Benchmark scaling across data volumes for bigANNOY and direct RcppAnnoy
Source:R/benchmark_interface.R
benchmark_annoy_volume_suite.RdRun benchmark_annoy_vs_rcppannoy() over a grid of synthetic data sizes to
study how build time, search time, and index size scale with data volume.
Usage
benchmark_annoy_volume_suite(
n_ref = c(2000L, 5000L, 10000L),
n_query = 200L,
n_dim = c(20L, 50L),
k = 10L,
n_trees = 50L,
metric = "euclidean",
search_k = -1L,
seed = 42L,
build_seed = seed,
build_threads = -1L,
block_size = annoy_default_block_size(),
backend = getOption("bigANNOY.backend", "cpp"),
exact = FALSE,
filebacked = FALSE,
path_dir = tempdir(),
keep_files = FALSE,
output_path = NULL,
load_mode = "eager"
)Arguments
- n_ref
Integer vector of synthetic reference row counts.
- n_query
Integer vector of synthetic query row counts.
- n_dim
Integer vector of synthetic column counts.
- k
Number of neighbours to return.
- n_trees
Number of Annoy trees to build.
- metric
Annoy metric. One of
"euclidean","angular","manhattan", or"dot".- search_k
Annoy search budget.
- seed
Random seed used for synthetic data generation and, by default, for the Annoy build seed.
- build_seed
Optional Annoy build seed.
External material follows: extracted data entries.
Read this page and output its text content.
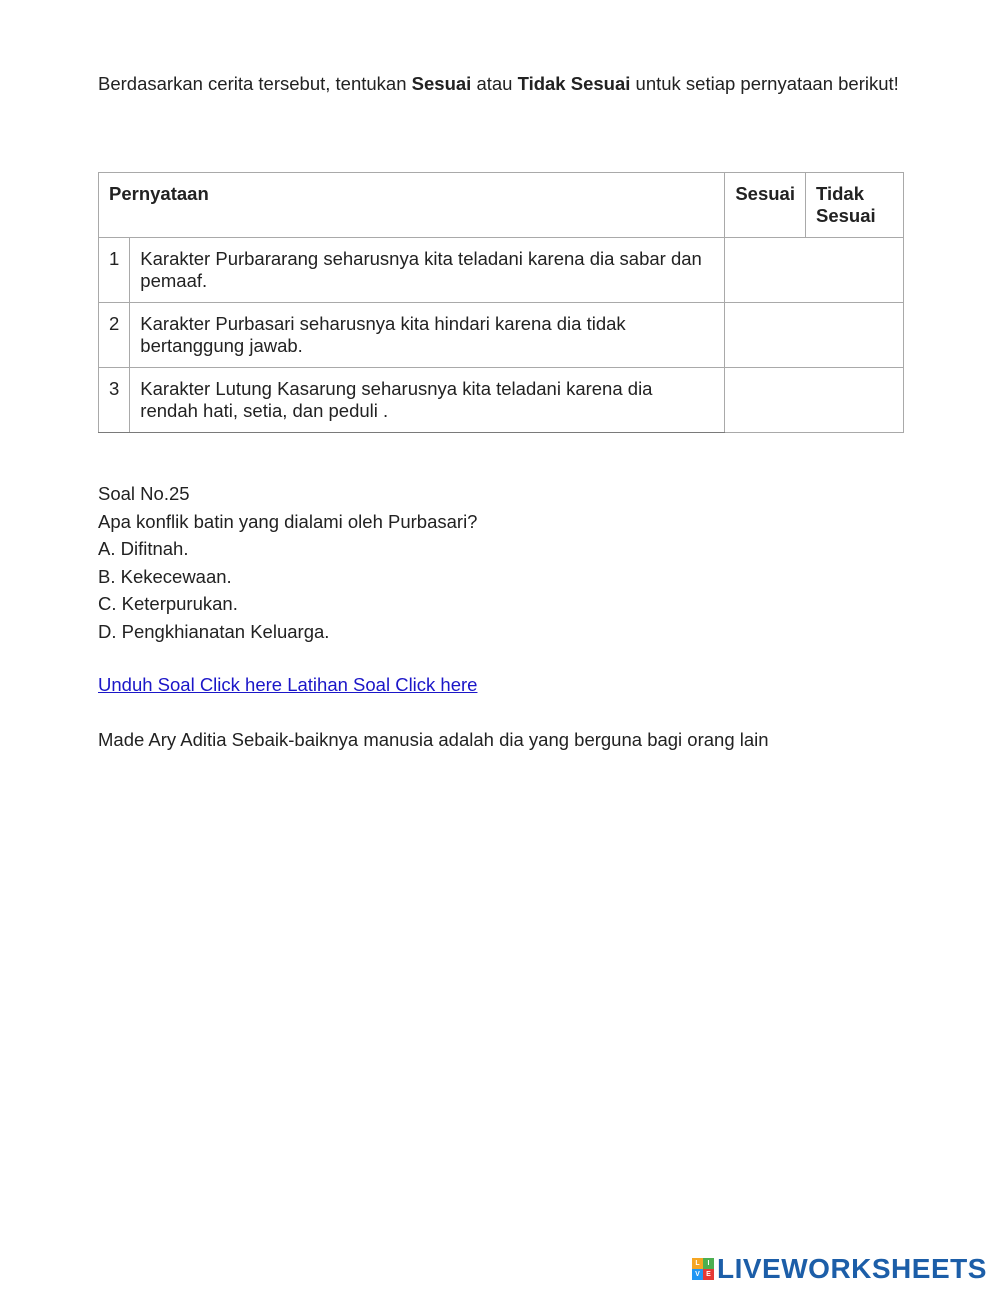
Berdasarkan cerita tersebut, tentukan Sesuai atau Tidak Sesuai untuk setiap pernyataan berikut!

Pernyataan		Sesuai	Tidak Sesuai
1	Karakter Purbararang seharusnya kita teladani karena dia sabar dan pemaaf.		
2	Karakter Purbasari seharusnya kita hindari karena dia tidak bertanggung jawab.		
3	Karakter Lutung Kasarung seharusnya kita teladani karena dia rendah hati, setia, dan peduli .		
Soal No.25
Apa konflik batin yang dialami oleh Purbasari?
A. Difitnah.
B. Kekecewaan.
C. Keterpurukan.
D. Pengkhianatan Keluarga.
Unduh Soal Click here Latihan Soal Click here
Made Ary Aditia Sebaik-baiknya manusia adalah dia yang berguna bagi orang lain
L	I
V E LIVEWORKSHEETS
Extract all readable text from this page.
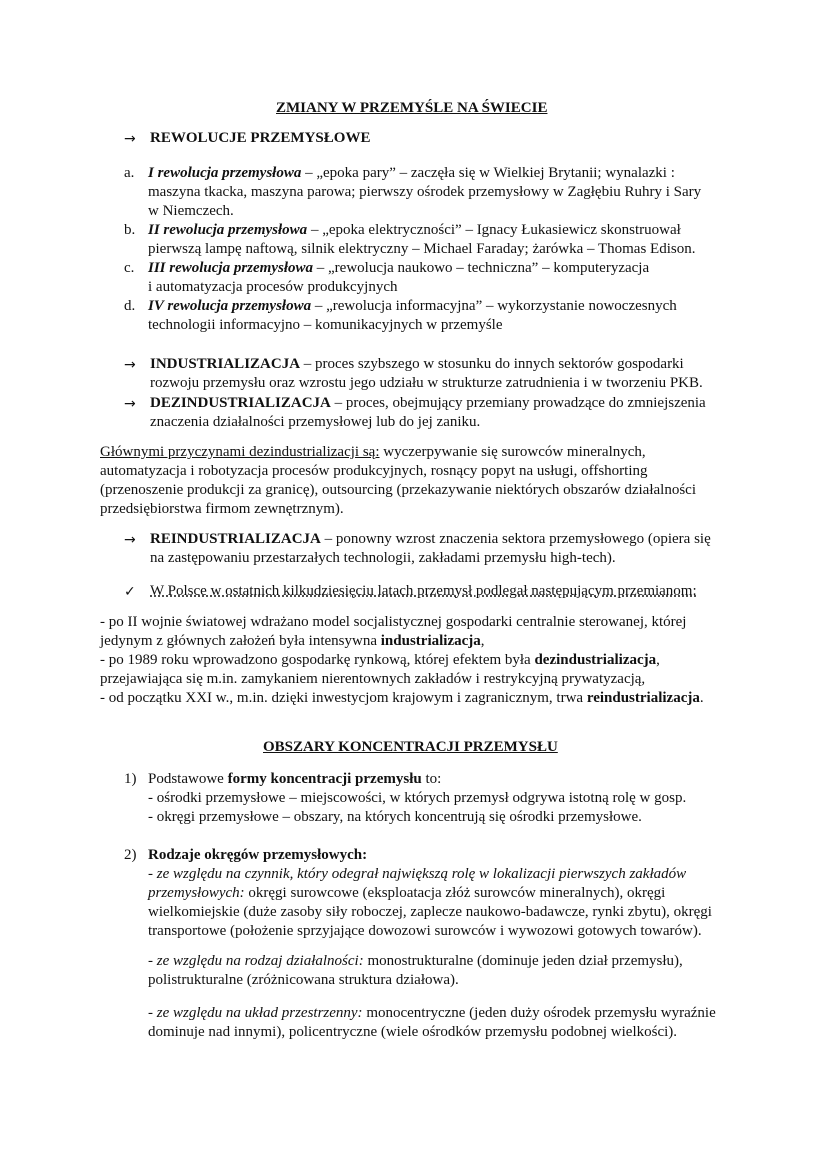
ZMIANY W PRZEMYŚLE NA ŚWIECIE
→ REWOLUCJE PRZEMYSŁOWE
a. I rewolucja przemysłowa – „epoka pary” – zaczęła się w Wielkiej Brytanii; wynalazki :
maszyna tkacka, maszyna parowa; pierwszy ośrodek przemysłowy w Zagłębiu Ruhry i Sary
w Niemczech.
b. II rewolucja przemysłowa – „epoka elektryczności” – Ignacy Łukasiewicz skonstruował
pierwszą lampę naftową, silnik elektryczny – Michael Faraday; żarówka – Thomas Edison.
c. III rewolucja przemysłowa – „rewolucja naukowo – techniczna” – komputeryzacja
i automatyzacja procesów produkcyjnych
d. IV rewolucja przemysłowa – „rewolucja informacyjna” – wykorzystanie nowoczesnych
technologii informacyjno – komunikacyjnych w przemyśle
→ INDUSTRIALIZACJA – proces szybszego w stosunku do innych sektorów gospodarki
rozwoju przemysłu oraz wzrostu jego udziału w strukturze zatrudnienia i w tworzeniu PKB.
→ DEZINDUSTRIALIZACJA – proces, obejmujący przemiany prowadzące do zmniejszenia
znaczenia działalności przemysłowej lub do jej zaniku.
Głównymi przyczynami dezindustrializacji są: wyczerpywanie się surowców mineralnych,
automatyzacja i robotyzacja procesów produkcyjnych, rosnący popyt na usługi, offshorting
(przenoszenie produkcji za granicę), outsourcing (przekazywanie niektórych obszarów działalności
przedsiębiorstwa firmom zewnętrznym).
→ REINDUSTRIALIZACJA – ponowny wzrost znaczenia sektora przemysłowego (opiera się
na zastępowaniu przestarzałych technologii, zakładami przemysłu high-tech).
✓ W Polsce w ostatnich kilkudziesięciu latach przemysł podlegał następującym przemianom:
- po II wojnie światowej wdrażano model socjalistycznej gospodarki centralnie sterowanej, której
jedynym z głównych założeń była intensywna industrializacja,
- po 1989 roku wprowadzono gospodarkę rynkową, której efektem była dezindustrializacja,
przejawiająca się m.in. zamykaniem nierentownych zakładów i restrykcyjną prywatyzacją,
- od początku XXI w., m.in. dzięki inwestycjom krajowym i zagranicznym, trwa reindustrializacja.
OBSZARY KONCENTRACJI PRZEMYSŁU
1) Podstawowe formy koncentracji przemysłu to:
- ośrodki przemysłowe – miejscowości, w których przemysł odgrywa istotną rolę w gosp.
- okręgi przemysłowe – obszary, na których koncentrują się ośrodki przemysłowe.
2) Rodzaje okręgów przemysłowych:
- ze względu na czynnik, który odegrał największą rolę w lokalizacji pierwszych zakładów
przemysłowych: okręgi surowcowe (eksploatacja złóż surowców mineralnych), okręgi
wielkomiejskie (duże zasoby siły roboczej, zaplecze naukowo-badawcze, rynki zbytu), okręgi
transportowe (położenie sprzyjające dowozowi surowców i wywozowi gotowych towarów).
- ze względu na rodzaj działalności: monostrukturalne (dominuje jeden dział przemysłu),
polistrukturalne (zróżnicowana struktura działowa).
- ze względu na układ przestrzenny: monocentryczne (jeden duży ośrodek przemysłu wyraźnie
dominuje nad innymi), policentryczne (wiele ośrodków przemysłu podobnej wielkości).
Defaults to
seed.- build_threads
Native Annoy build-thread setting.
- block_size
Build/search block size.
- backend
Requested bigANNOY backend.
- exact
Logical flag controlling whether to benchmark the exact Euclidean baseline with
bigKNNwhen available.- filebacked
Logical flag; if
TRUE, synthetic or dense reference inputs are converted into file-backedbig.matrixobjects before build.- path_dir
Directory where temporary Annoy and optional file-backed benchmark files should be written.
- keep_files
Logical flag; if
TRUE, leave the generated Annoy index on disk after the benchmark finishes.- output_path
Optional CSV path where the benchmark summary should be written.
- load_mode
Whether the benchmarked index should be returned metadata-only until first search (
"lazy") or eagerly loaded once built ("eager").